16 A normal distribution has been generated for each estimated elasticity, the mean being the average of the estimated elasticities for each year in the sample and the SD the average of the estimated SEs. It is interesting to remark that the mean value of the estimated elasticities under the three estimation approaches are very similar but the SDs substantially differ.

17 See Triplett (Citation2004, pp. 60–61).

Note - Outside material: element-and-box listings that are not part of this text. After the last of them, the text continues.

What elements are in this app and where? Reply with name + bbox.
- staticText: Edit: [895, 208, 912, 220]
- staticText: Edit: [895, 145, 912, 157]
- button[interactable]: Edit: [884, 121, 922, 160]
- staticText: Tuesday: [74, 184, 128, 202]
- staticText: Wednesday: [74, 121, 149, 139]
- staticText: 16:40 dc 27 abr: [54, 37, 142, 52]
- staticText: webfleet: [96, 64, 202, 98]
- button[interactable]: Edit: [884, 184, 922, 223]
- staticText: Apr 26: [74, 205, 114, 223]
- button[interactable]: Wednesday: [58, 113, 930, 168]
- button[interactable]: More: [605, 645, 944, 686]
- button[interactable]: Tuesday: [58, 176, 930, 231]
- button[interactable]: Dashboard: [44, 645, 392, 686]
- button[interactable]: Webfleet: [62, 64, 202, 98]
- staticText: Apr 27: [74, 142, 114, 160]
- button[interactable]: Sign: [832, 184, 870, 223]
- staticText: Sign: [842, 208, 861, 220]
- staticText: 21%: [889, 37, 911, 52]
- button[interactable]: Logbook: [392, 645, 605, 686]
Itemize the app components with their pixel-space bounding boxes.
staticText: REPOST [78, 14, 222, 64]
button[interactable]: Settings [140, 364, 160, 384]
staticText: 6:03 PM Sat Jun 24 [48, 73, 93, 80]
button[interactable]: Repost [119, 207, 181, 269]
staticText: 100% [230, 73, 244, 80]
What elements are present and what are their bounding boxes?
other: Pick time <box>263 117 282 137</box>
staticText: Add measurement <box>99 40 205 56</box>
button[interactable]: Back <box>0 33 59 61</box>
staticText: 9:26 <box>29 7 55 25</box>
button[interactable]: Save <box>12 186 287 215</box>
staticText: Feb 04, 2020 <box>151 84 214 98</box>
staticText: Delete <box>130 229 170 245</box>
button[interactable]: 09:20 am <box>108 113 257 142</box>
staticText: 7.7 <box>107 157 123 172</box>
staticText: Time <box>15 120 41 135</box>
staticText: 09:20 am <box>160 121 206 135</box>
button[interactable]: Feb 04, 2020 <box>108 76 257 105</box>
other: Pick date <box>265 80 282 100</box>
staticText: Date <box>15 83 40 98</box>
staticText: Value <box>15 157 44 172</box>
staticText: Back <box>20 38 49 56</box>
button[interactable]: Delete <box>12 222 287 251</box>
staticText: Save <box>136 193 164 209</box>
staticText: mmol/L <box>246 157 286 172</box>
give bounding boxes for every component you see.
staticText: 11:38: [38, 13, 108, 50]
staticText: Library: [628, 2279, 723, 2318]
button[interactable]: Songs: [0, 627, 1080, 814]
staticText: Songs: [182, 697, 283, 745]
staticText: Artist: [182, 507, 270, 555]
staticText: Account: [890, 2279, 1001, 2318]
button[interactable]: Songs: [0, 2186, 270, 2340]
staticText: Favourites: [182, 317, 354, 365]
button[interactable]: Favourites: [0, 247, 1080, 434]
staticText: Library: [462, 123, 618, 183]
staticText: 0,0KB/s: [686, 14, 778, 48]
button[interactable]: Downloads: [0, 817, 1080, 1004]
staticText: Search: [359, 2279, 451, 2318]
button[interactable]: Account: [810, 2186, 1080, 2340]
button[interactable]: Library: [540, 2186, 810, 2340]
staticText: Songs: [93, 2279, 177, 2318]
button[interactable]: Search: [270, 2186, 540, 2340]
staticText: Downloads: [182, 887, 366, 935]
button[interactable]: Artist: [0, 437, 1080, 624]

18 When computing the index for the single year equation between years t and t − 1, it is necessary to choose the reference year. A common option suggested in the literature (Diewert, Citation2003) is to use the arithmetic average of the coefficients estimated in t and t − 1. This procedure offers very similar results to those obtained when estimating according to adjacent year method. In fact, as Triplett (Citation2004, p. 63) argues, one of the earliest empirical regularities found in the hedonic literature is that the adjacent period regression often yields coefficients that are approximately the average of the coefficients estimated from a separate regression in the two periods. This is the reason why the single year approach is not presented.

19 The moving sample and moving average formulations do not allow the index for the latest years in the sample to be calculated. These values have been forecast by using an Auto-Regressive (AR) model.

20 In the original specification these variables were limited to the period 1981 to 1992.